State Report Cards
Even without the Governor's proposals in the last week, the quality of education in the state was very much on the public's mind following the release from the State Department of Education of a crush of paper called school report cards.
According to State Education Commissioner Richard Mills, the purpose of the reports, the first of their kind in New York State, was to raise the public's consciousness about how their districts stand up against comparable districts and to push for higher student achievement.
Filled with Regents rankings and bar graphs and pass-fail rates on standardized elementary-level math and reading tests, among others, the cumbersome documents recap data presented to school boards last summer.
If nothing else, Mary Ann Awad, the project coordinator, said, the reports had prompted more public discussion about student performance than she had heard in 17 years at the department.

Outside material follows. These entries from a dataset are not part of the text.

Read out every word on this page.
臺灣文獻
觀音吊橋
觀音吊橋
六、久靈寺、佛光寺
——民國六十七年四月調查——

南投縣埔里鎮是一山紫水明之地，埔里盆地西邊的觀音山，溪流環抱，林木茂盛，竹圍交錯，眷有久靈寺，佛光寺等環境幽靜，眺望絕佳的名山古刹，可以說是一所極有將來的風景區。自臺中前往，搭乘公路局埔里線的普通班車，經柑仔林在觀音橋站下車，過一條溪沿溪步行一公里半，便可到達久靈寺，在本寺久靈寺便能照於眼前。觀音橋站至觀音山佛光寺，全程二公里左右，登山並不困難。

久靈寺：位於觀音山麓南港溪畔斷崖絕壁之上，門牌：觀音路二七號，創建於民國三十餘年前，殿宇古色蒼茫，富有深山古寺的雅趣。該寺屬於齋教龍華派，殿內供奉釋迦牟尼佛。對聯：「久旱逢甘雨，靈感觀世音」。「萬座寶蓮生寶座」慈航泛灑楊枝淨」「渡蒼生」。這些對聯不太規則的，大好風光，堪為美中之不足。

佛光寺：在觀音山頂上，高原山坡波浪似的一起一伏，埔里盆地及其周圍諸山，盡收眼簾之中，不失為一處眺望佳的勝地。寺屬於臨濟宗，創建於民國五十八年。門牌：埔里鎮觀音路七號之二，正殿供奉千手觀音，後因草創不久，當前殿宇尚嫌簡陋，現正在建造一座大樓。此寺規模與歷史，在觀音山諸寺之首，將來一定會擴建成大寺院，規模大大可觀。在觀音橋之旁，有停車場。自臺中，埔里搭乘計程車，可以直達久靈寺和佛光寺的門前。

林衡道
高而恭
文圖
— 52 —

While that is desirable, the public's ability to assess the meaning of their districts' report cards was undermined by the very department that went to so much trouble to produce them. The department released the reports to the school districts three weeks before allowing the public to review them. That gave tacit encouragement to school administrators to massage the numbers and present the best spin.

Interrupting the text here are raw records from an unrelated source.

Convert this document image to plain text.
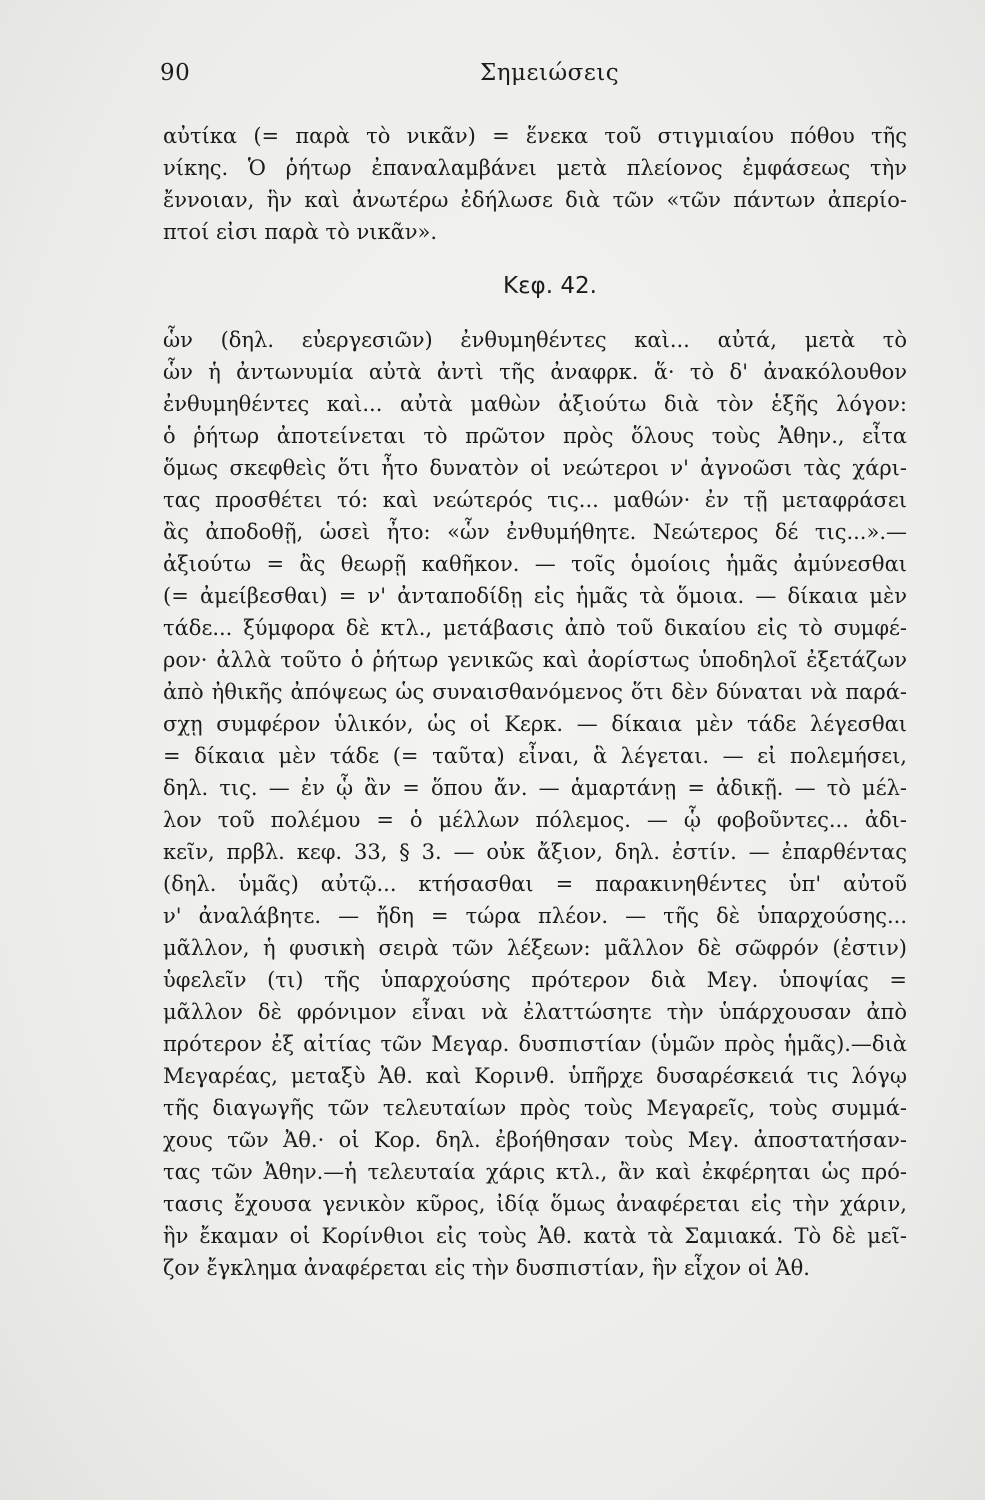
90	Σημειώσεις
αὐτίκα (= παρὰ τὸ νικᾶν) = ἕνεκα τοῦ στιγμιαίου πόθου τῆς
νίκης. Ὁ ῥήτωρ ἐπαναλαμβάνει μετὰ πλείονος ἐμφάσεως τὴν
ἔννοιαν, ἣν καὶ ἀνωτέρω ἐδήλωσε διὰ τῶν «τῶν πάντων ἀπερίο-
πτοί εἰσι παρὰ τὸ νικᾶν».
Κεφ. 42.
ὧν (δηλ. εὐεργεσιῶν) ἐνθυμηθέντες καὶ... αὐτά, μετὰ τὸ
ὧν ἡ ἀντωνυμία αὐτὰ ἀντὶ τῆς ἀναφρκ. ἅ· τὸ δ' ἀνακόλουθον
ἐνθυμηθέντες καὶ... αὐτὰ μαθὼν ἀξιούτω διὰ τὸν ἑξῆς λόγον:
ὁ ῥήτωρ ἀποτείνεται τὸ πρῶτον πρὸς ὅλους τοὺς Ἀθην., εἶτα
ὅμως σκεφθεὶς ὅτι ἦτο δυνατὸν οἱ νεώτεροι ν' ἀγνοῶσι τὰς χάρι-
τας προσθέτει τό: καὶ νεώτερός τις... μαθών· ἐν τῇ μεταφράσει
ἂς ἀποδοθῇ, ὡσεὶ ἦτο: «ὧν ἐνθυμήθητε. Νεώτερος δέ τις...».—
ἀξιούτω = ἂς θεωρῇ καθῆκον. — τοῖς ὁμοίοις ἡμᾶς ἀμύνεσθαι
(= ἀμείβεσθαι) = ν' ἀνταποδίδῃ εἰς ἡμᾶς τὰ ὅμοια. — δίκαια μὲν
τάδε... ξύμφορα δὲ κτλ., μετάβασις ἀπὸ τοῦ δικαίου εἰς τὸ συμφέ-
ρον· ἀλλὰ τοῦτο ὁ ῥήτωρ γενικῶς καὶ ἀορίστως ὑποδηλοῖ ἐξετάζων
ἀπὸ ἠθικῆς ἀπόψεως ὡς συναισθανόμενος ὅτι δὲν δύναται νὰ παρά-
σχῃ συμφέρον ὑλικόν, ὡς οἱ Κερκ. — δίκαια μὲν τάδε λέγεσθαι
= δίκαια μὲν τάδε (= ταῦτα) εἶναι, ἃ λέγεται. — εἰ πολεμήσει,
δηλ. τις. — ἐν ᾧ ἂν = ὅπου ἄν. — ἁμαρτάνῃ = ἀδικῇ. — τὸ μέλ-
λον τοῦ πολέμου = ὁ μέλλων πόλεμος. — ᾧ φοβοῦντες... ἀδι-
κεῖν, πρβλ. κεφ. 33, § 3. — οὐκ ἄξιον, δηλ. ἐστίν. — ἐπαρθέντας
(δηλ. ὑμᾶς) αὐτῷ... κτήσασθαι = παρακινηθέντες ὑπ' αὐτοῦ
ν' ἀναλάβητε. — ἤδη = τώρα πλέον. — τῆς δὲ ὑπαρχούσης...
μᾶλλον, ἡ φυσικὴ σειρὰ τῶν λέξεων: μᾶλλον δὲ σῶφρόν (ἐστιν)
ὑφελεῖν (τι) τῆς ὑπαρχούσης πρότερον διὰ Μεγ. ὑποψίας =
μᾶλλον δὲ φρόνιμον εἶναι νὰ ἐλαττώσητε τὴν ὑπάρχουσαν ἀπὸ
πρότερον ἐξ αἰτίας τῶν Μεγαρ. δυσπιστίαν (ὑμῶν πρὸς ἡμᾶς).—διὰ
Μεγαρέας, μεταξὺ Ἀθ. καὶ Κορινθ. ὑπῆρχε δυσαρέσκειά τις λόγῳ
τῆς διαγωγῆς τῶν τελευταίων πρὸς τοὺς Μεγαρεῖς, τοὺς συμμά-
χους τῶν Ἀθ.· οἱ Κορ. δηλ. ἐβοήθησαν τοὺς Μεγ. ἀποστατήσαν-
τας τῶν Ἀθην.—ἡ τελευταία χάρις κτλ., ἂν καὶ ἐκφέρηται ὡς πρό-
τασις ἔχουσα γενικὸν κῦρος, ἰδίᾳ ὅμως ἀναφέρεται εἰς τὴν χάριν,
ἣν ἔκαμαν οἱ Κορίνθιοι εἰς τοὺς Ἀθ. κατὰ τὰ Σαμιακά. Τὸ δὲ μεῖ-
ζον ἔγκλημα ἀναφέρεται εἰς τὴν δυσπιστίαν, ἣν εἶχον οἱ Ἀθ.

More substantively, the comparison of "similar districts" did not work adequately. It would have been more appropriate, many say, to compare East Hampton, for example, with Southampton, than with districts UpIsland with different populations.
The reports contained some bad news on the issue of subject "mastery." The state says an 85 or better score on Regents tests indicates mastery, a score that so far has proved elusive for the majority of test-takers. In addition, the number of elementary school students testing above the minimum standard, below which remedial help becomes necessary, showed a "disturbing trend," the Commissioner said, although the state is somewhat skeptical of the tests used and is revising them.
Beyond that, the report cards provide a way, in the Commissioner's words, for districts to re-evaluate how they "grow from here" and "what actually works." In East Hampton, there is talk now of mandatory tutoring during the school day. In Amagansett and Montauk, and we hope elsewhere, efforts are already under way to shore up reading skills by adding faculty and training for existing teachers.
Whether the positive results will justify the expense of preparing the report cards is anybody's guess, however. When asked this week how much the project actually cost, Ms. Awad said, "I have no idea."